El entorno natural también es un paraíso para senderistas y amantes de la montaña. Varias rutas señalizadas permiten descubrir enclaves como el Pozo Navarro –una poza de agua cristalina a unos 3 km del pueblo–, el Molinete –con su cascada escondida entre rocas– o la emblemática Cueva Mona, que ofrece incluso una vía ferrata para los más aventureros, en la que no falta un puente tibetano que permite disfrutar de unas vistas panorámicas que dejan sin aliento.
Todo el municipio está poblado por rincones de gran belleza, a menudo tapizados por pinares, pero si hay dos árboles que encarnan el espíritu de esta tierra, esos son el Pino del Escobón (el más alto de Aragón, con 22 metros) y el Pino Obrado, ambos catalogados como árboles monumentales.
Además, la comarca Gúdar-Javalambre está reconocida como Destino Turístico Starlight, lo que convierte a Linares en un lugar ideal para la observación del cielo nocturno.

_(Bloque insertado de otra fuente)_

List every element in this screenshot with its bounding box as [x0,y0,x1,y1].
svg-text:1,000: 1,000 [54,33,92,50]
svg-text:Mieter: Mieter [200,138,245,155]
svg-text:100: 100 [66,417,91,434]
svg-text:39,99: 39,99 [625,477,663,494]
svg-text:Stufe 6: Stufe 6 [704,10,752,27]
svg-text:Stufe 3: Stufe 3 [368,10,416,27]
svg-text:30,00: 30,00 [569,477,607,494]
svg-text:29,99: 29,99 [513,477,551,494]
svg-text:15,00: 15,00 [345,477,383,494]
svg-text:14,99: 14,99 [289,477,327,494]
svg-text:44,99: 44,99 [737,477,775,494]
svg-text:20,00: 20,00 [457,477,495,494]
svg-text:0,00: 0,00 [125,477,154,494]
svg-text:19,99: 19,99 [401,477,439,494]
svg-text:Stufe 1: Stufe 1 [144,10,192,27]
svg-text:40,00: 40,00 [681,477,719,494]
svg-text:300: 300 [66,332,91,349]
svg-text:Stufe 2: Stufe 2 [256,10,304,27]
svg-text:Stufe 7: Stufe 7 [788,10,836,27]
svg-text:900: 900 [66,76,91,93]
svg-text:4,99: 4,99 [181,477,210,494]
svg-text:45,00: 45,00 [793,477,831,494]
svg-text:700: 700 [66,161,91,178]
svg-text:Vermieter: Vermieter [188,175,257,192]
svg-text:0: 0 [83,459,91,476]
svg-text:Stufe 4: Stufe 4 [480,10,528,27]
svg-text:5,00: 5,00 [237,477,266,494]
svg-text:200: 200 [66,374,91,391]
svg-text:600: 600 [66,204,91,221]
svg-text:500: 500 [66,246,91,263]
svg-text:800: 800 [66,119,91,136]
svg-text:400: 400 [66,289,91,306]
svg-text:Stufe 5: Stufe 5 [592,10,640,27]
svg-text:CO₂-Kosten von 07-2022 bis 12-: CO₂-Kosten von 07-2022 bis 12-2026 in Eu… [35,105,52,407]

A sólo 3,5 km del casco urbano, por ejemplo, se encuentra el Mirador de las Estrellas, desde el que puede disfrutarse de una estampa espectacular y sobrecogedora del firmamento nocturno.
Sabores que saben a sierra
La gastronomía local es otro de los atractivos de Linares, y sus platos combinan sencillez y contundencia. En los menús de los restaurantes locales destacan las migas del pastor, las carnes a la brasa, los embutidos artesanos, el jamón de Teruel (cómo no) y quesos de la Sierra de Gúdar. Entre los productos más singulares brilla la trufa negra de Teruel, uno de los tesoros micológicos más cotizados, y los rebollones o níscalos, que crecen bajo el abrigo de los pinares.
Para el paladar goloso, nada como probar los testamentos, una especie de torta triangular hecha de masa crujiente, aceite de oliva y azúcar, típica del pueblo. Como muchos sabores rurales, su origen es humilde, pero este dulce resulta tan delicioso que es excusa suficiente para regresar a Linares de Mora una y otra vez.